Kabar tersebut disampaikan kepada Lusa oleh agen artistiknya.

Antonio Chainho mengakhiri karirnya selama 60 tahun pada September 2024setelah merilis album terakhirnya pada tahun itu, “Pelukan Gitar”di mana dia memberi penghormatan kepada mereka yang menjadi gurunya melalui radio.

Di antara para “master” adalah komposer gitar Portugis yang “terkenal” seperti José Nunes, Francisco Carvalhinho, Armandinho dan Jaime Santosserta “biola” yang berbagi panggung dengannya, seperti José Elmiro, Carlos Silva, Carlos Manuel Proença dan Tiago Oliveira.

“Melihat ke belakang, saya rasa saya cukup beruntung bisa mencapai usia 85 tahun dan merekam album ini”, katanya saat itu, menyoroti bahwa “gitaris no fado” “merekam album setelah usia 60 tahun”, dengan namanya sendiri. “Itu sulit, tapi saya melakukannya pada usia 85.”

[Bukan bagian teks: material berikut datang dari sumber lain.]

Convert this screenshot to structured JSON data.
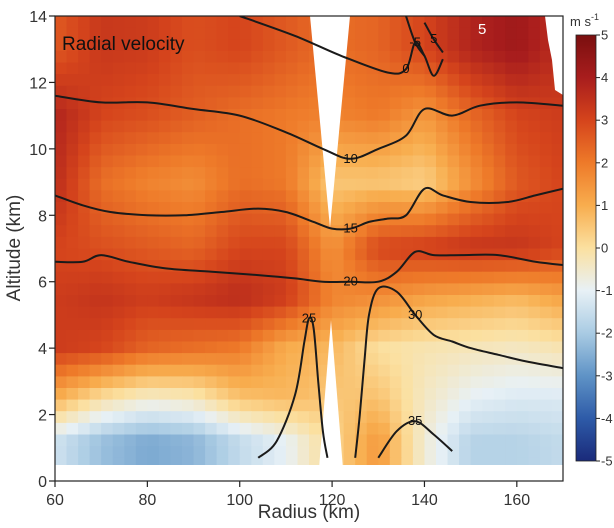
{
  "chart_data": {
    "type": "heatmap",
    "title": "Radial velocity",
    "xlabel": "Radius (km)",
    "ylabel": "Altitude (km)",
    "xlim": [
      60,
      170
    ],
    "ylim": [
      0,
      14
    ],
    "xticks": [
      60,
      80,
      100,
      120,
      140,
      160
    ],
    "yticks": [
      0,
      2,
      4,
      6,
      8,
      10,
      12,
      14
    ],
    "grid": false,
    "colorbar": {
      "unit_prefix": "m s",
      "unit_exponent": "-1",
      "range": [
        -5,
        5
      ],
      "ticks": [
        5,
        4,
        3,
        2,
        1,
        0,
        -1,
        -2,
        -3,
        -4,
        -5
      ],
      "colors": [
        "#1a2a7a",
        "#2e5ba8",
        "#5f93c6",
        "#a9cbe3",
        "#e8f1f6",
        "#fbe0a0",
        "#f8ad4e",
        "#ee7a29",
        "#d5441c",
        "#a81d1d",
        "#7a0f0f"
      ]
    },
    "shaded_field": [
      {
        "altitude": 13,
        "values": [
          2.6,
          3.3,
          3.2,
          2.8,
          3.0,
          2.6,
          2.2,
          2.4,
          3.0,
          3.8,
          4.2,
          3.5
        ]
      },
      {
        "altitude": 11,
        "values": [
          3.8,
          3.0,
          2.8,
          2.5,
          2.2,
          2.0,
          1.8,
          2.0,
          1.4,
          2.3,
          3.0,
          3.2
        ]
      },
      {
        "altitude": 9,
        "values": [
          3.6,
          2.2,
          1.8,
          1.6,
          2.2,
          2.0,
          0.5,
          0.5,
          0.3,
          1.5,
          2.6,
          3.0
        ]
      },
      {
        "altitude": 7,
        "values": [
          3.0,
          2.8,
          2.6,
          2.4,
          3.0,
          3.0,
          1.5,
          3.0,
          3.2,
          3.4,
          3.4,
          3.0
        ]
      },
      {
        "altitude": 5.5,
        "values": [
          3.2,
          3.4,
          3.2,
          3.4,
          3.6,
          3.2,
          1.8,
          1.6,
          1.2,
          1.0,
          0.8,
          1.2
        ]
      },
      {
        "altitude": 4,
        "values": [
          3.2,
          3.0,
          2.4,
          2.2,
          2.0,
          1.0,
          0.8,
          0.0,
          -0.2,
          -0.3,
          -0.4,
          -0.2
        ]
      },
      {
        "altitude": 2.5,
        "values": [
          1.0,
          0.0,
          -0.5,
          -0.3,
          0.6,
          0.8,
          0.5,
          0.6,
          -0.4,
          -1.0,
          -1.2,
          -1.2
        ]
      },
      {
        "altitude": 1.2,
        "values": [
          -1.4,
          -2.2,
          -2.6,
          -2.4,
          -1.6,
          -1.0,
          0.2,
          1.4,
          -0.6,
          -1.8,
          -1.8,
          -1.6
        ]
      }
    ],
    "shaded_field_radii": [
      60,
      70,
      80,
      90,
      100,
      110,
      120,
      130,
      140,
      150,
      160,
      170
    ],
    "contours": [
      {
        "label": "-5",
        "points": [
          [
            136,
            14.0
          ],
          [
            138,
            13.2
          ],
          [
            140,
            12.8
          ]
        ]
      },
      {
        "label": "5",
        "points": [
          [
            140,
            13.8
          ],
          [
            142,
            13.3
          ],
          [
            144,
            12.9
          ]
        ]
      },
      {
        "label": "0",
        "points": [
          [
            100,
            14.0
          ],
          [
            112,
            13.4
          ],
          [
            122,
            12.8
          ],
          [
            132,
            12.3
          ],
          [
            136,
            12.4
          ],
          [
            138,
            13.2
          ],
          [
            140,
            12.8
          ],
          [
            142,
            12.2
          ],
          [
            144,
            12.7
          ]
        ]
      },
      {
        "label": "10",
        "points": [
          [
            60,
            11.6
          ],
          [
            70,
            11.4
          ],
          [
            80,
            11.4
          ],
          [
            90,
            11.2
          ],
          [
            100,
            11.0
          ],
          [
            110,
            10.5
          ],
          [
            118,
            10.0
          ],
          [
            124,
            9.7
          ],
          [
            130,
            10.0
          ],
          [
            136,
            10.4
          ],
          [
            140,
            11.2
          ],
          [
            146,
            11.0
          ],
          [
            152,
            11.3
          ],
          [
            160,
            11.4
          ],
          [
            170,
            11.3
          ]
        ]
      },
      {
        "label": "15",
        "points": [
          [
            60,
            8.6
          ],
          [
            66,
            8.3
          ],
          [
            72,
            8.1
          ],
          [
            80,
            8.0
          ],
          [
            88,
            8.0
          ],
          [
            96,
            8.1
          ],
          [
            104,
            8.2
          ],
          [
            110,
            8.1
          ],
          [
            116,
            7.8
          ],
          [
            120,
            7.6
          ],
          [
            124,
            7.6
          ],
          [
            128,
            7.8
          ],
          [
            132,
            7.9
          ],
          [
            136,
            8.0
          ],
          [
            140,
            8.8
          ],
          [
            144,
            8.6
          ],
          [
            150,
            8.4
          ],
          [
            158,
            8.4
          ],
          [
            164,
            8.6
          ],
          [
            170,
            8.8
          ]
        ]
      },
      {
        "label": "20",
        "points": [
          [
            60,
            6.6
          ],
          [
            66,
            6.6
          ],
          [
            70,
            6.8
          ],
          [
            76,
            6.6
          ],
          [
            84,
            6.4
          ],
          [
            94,
            6.3
          ],
          [
            104,
            6.2
          ],
          [
            112,
            6.1
          ],
          [
            118,
            6.0
          ],
          [
            124,
            6.0
          ],
          [
            130,
            6.0
          ],
          [
            134,
            6.3
          ],
          [
            138,
            6.9
          ],
          [
            142,
            6.8
          ],
          [
            148,
            6.8
          ],
          [
            156,
            6.8
          ],
          [
            164,
            6.6
          ],
          [
            170,
            6.5
          ]
        ]
      },
      {
        "label": "25",
        "points": [
          [
            104,
            0.7
          ],
          [
            108,
            1.2
          ],
          [
            112,
            2.6
          ],
          [
            114,
            4.2
          ],
          [
            115,
            4.9
          ],
          [
            116,
            4.6
          ],
          [
            117,
            3.0
          ],
          [
            118,
            1.5
          ],
          [
            119,
            0.7
          ]
        ]
      },
      {
        "label": "30",
        "points": [
          [
            125,
            0.7
          ],
          [
            126,
            2.0
          ],
          [
            127,
            3.6
          ],
          [
            128,
            5.0
          ],
          [
            130,
            5.8
          ],
          [
            134,
            5.7
          ],
          [
            138,
            5.0
          ],
          [
            142,
            4.4
          ],
          [
            146,
            4.2
          ],
          [
            150,
            4.0
          ],
          [
            156,
            3.8
          ],
          [
            162,
            3.6
          ],
          [
            170,
            3.4
          ]
        ]
      },
      {
        "label": "35",
        "points": [
          [
            130,
            0.7
          ],
          [
            134,
            1.5
          ],
          [
            138,
            1.8
          ],
          [
            142,
            1.4
          ],
          [
            146,
            0.9
          ]
        ]
      }
    ],
    "annotations": [
      "5"
    ]
  }
}
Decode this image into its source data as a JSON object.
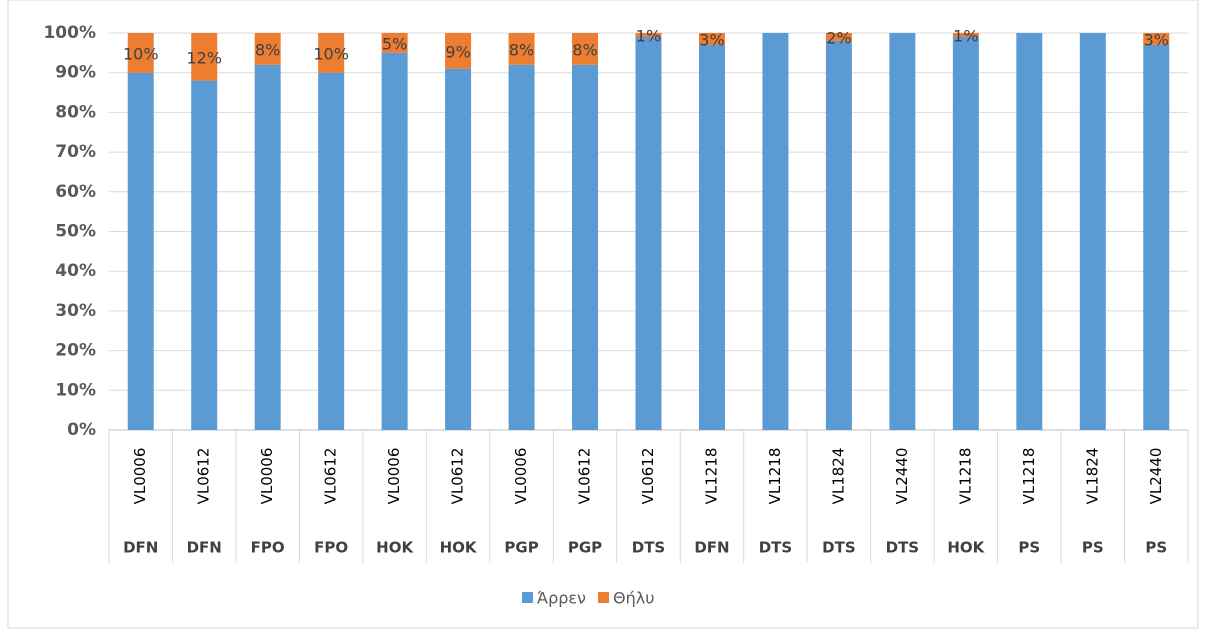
{
  "chart_data": {
    "type": "stacked_bar_100",
    "categories": [
      "VL0006",
      "VL0612",
      "VL0006",
      "VL0612",
      "VL0006",
      "VL0612",
      "VL0006",
      "VL0612",
      "VL0612",
      "VL1218",
      "VL1218",
      "VL1824",
      "VL2440",
      "VL1218",
      "VL1218",
      "VL1824",
      "VL2440"
    ],
    "category_groups": [
      "DFN",
      "DFN",
      "FPO",
      "FPO",
      "HOK",
      "HOK",
      "PGP",
      "PGP",
      "DTS",
      "DFN",
      "DTS",
      "DTS",
      "DTS",
      "HOK",
      "PS",
      "PS",
      "PS"
    ],
    "series": [
      {
        "name": "Άρρεν",
        "color": "#5b9bd5",
        "values": [
          90,
          88,
          92,
          90,
          95,
          91,
          92,
          92,
          99,
          97,
          100,
          98,
          100,
          99,
          100,
          100,
          97
        ]
      },
      {
        "name": "Θήλυ",
        "color": "#ed7d31",
        "values": [
          10,
          12,
          8,
          10,
          5,
          9,
          8,
          8,
          1,
          3,
          null,
          2,
          null,
          1,
          null,
          null,
          3
        ],
        "value_labels": [
          "10%",
          "12%",
          "8%",
          "10%",
          "5%",
          "9%",
          "8%",
          "8%",
          "1%",
          "3%",
          null,
          "2%",
          null,
          "1%",
          null,
          null,
          "3%"
        ]
      }
    ],
    "ylim": [
      0,
      100
    ],
    "yticks": [
      {
        "value": 0,
        "label": "0%"
      },
      {
        "value": 10,
        "label": "10%"
      },
      {
        "value": 20,
        "label": "20%"
      },
      {
        "value": 30,
        "label": "30%"
      },
      {
        "value": 40,
        "label": "40%"
      },
      {
        "value": 50,
        "label": "50%"
      },
      {
        "value": 60,
        "label": "60%"
      },
      {
        "value": 70,
        "label": "70%"
      },
      {
        "value": 80,
        "label": "80%"
      },
      {
        "value": 90,
        "label": "90%"
      },
      {
        "value": 100,
        "label": "100%"
      }
    ],
    "grid": true,
    "legend": "bottom"
  }
}
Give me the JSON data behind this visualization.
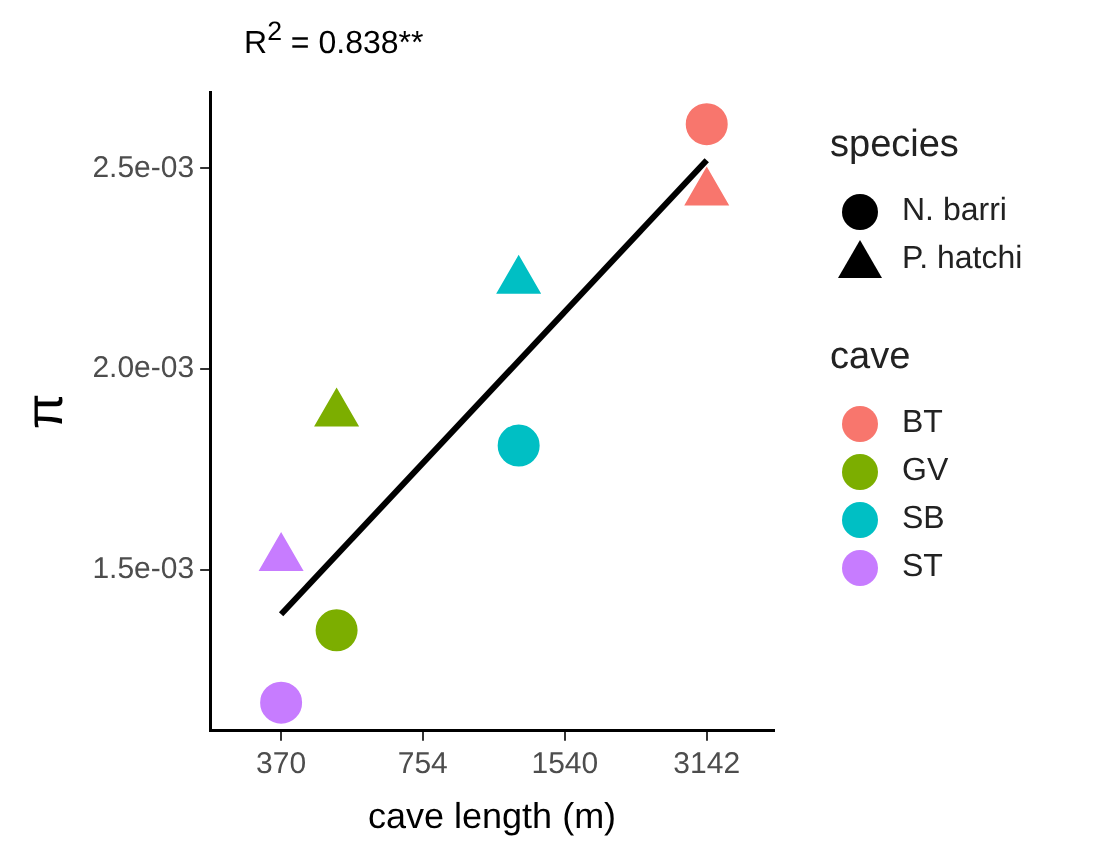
{
  "chart_data": {
    "type": "scatter",
    "title": "R$^{2}$ = 0.838**",
    "xlabel": "cave length (m)",
    "ylabel": "π",
    "log": "x",
    "xlim": [
      259,
      4406
    ],
    "xticks": [
      370,
      754,
      1540,
      3142
    ],
    "ylim": [
      0.0011,
      0.00269
    ],
    "yticks": [
      {
        "value": 0.0015,
        "label": "1.5e-03"
      },
      {
        "value": 0.002,
        "label": "2.0e-03"
      },
      {
        "value": 0.0025,
        "label": "2.5e-03"
      }
    ],
    "grid": false,
    "legend": "right",
    "legend_title": "cave",
    "annotations": [
      "species",
      "N. barri",
      "P. hatchi"
    ],
    "series": [
      {
        "name": "BT",
        "color": "#f8766d",
        "marker": "circle",
        "x": [
          3142
        ],
        "values": [
          0.00261
        ]
      },
      {
        "name": "GV",
        "color": "#7cae00",
        "marker": "circle",
        "x": [
          489
        ],
        "values": [
          0.00135
        ]
      },
      {
        "name": "SB",
        "color": "#00bfc4",
        "marker": "circle",
        "x": [
          1221
        ],
        "values": [
          0.00181
        ]
      },
      {
        "name": "ST",
        "color": "#c77cff",
        "marker": "circle",
        "x": [
          370
        ],
        "values": [
          0.00117
        ]
      },
      {
        "color": "#f8766d",
        "marker": "triangle",
        "x": [
          3142
        ],
        "values": [
          0.00244
        ]
      },
      {
        "color": "#7cae00",
        "marker": "triangle",
        "x": [
          489
        ],
        "values": [
          0.00189
        ]
      },
      {
        "color": "#00bfc4",
        "marker": "triangle",
        "x": [
          1221
        ],
        "values": [
          0.00222
        ]
      },
      {
        "color": "#c77cff",
        "marker": "triangle",
        "x": [
          370
        ],
        "values": [
          0.00153
        ]
      },
      {
        "type": "line",
        "color": "#000000",
        "marker": "none",
        "x": [
          370,
          3142
        ],
        "values": [
          0.00139,
          0.00252
        ]
      }
    ]
  }
}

Gitaris abadi ini lahir di S. Francisco da Serra, di distrik Setúbal, pada tanggal 27 Januari 1938, dan mulai bermain di komunitas fado pada tahun 1960-an.

Setelah meninggalkan panggung dan studio rekaman, di penghujung tahun 2024, sang komposer yakin bahwa dia “berdamai” dengan dirinya sendiri dan “bahagia” dengan jalur artistik yang “beruntung” untuk diambilnya: “Saya berkeliling dunia, bermain di setiap benua, dan saya rasa saya merasa bahagia.”

Pada tahun 2022, Presiden Republik Marcelo Rebelo de Sousa didekorasi António Chainho dengan gelar Komandan Ordo Infante D. Henriqueyang membedakan mereka yang memberikan “layanan yang relevan kepada Portugal, di dalam negeri dan luar negeri, serta layanan dalam perluasan budaya Portugis atau dalam pengetahuan tentang Portugal, Sejarah dan nilai-nilainya”.

Pada tahun 2023, biografinya diterbitkan, “Pelukan Gitar”ditulis oleh jurnalis Moema Silvayang mendefinisikan pekerjaan di Lusa sebagai “buku harian perjalanan [sua] kehidupan dan musik.”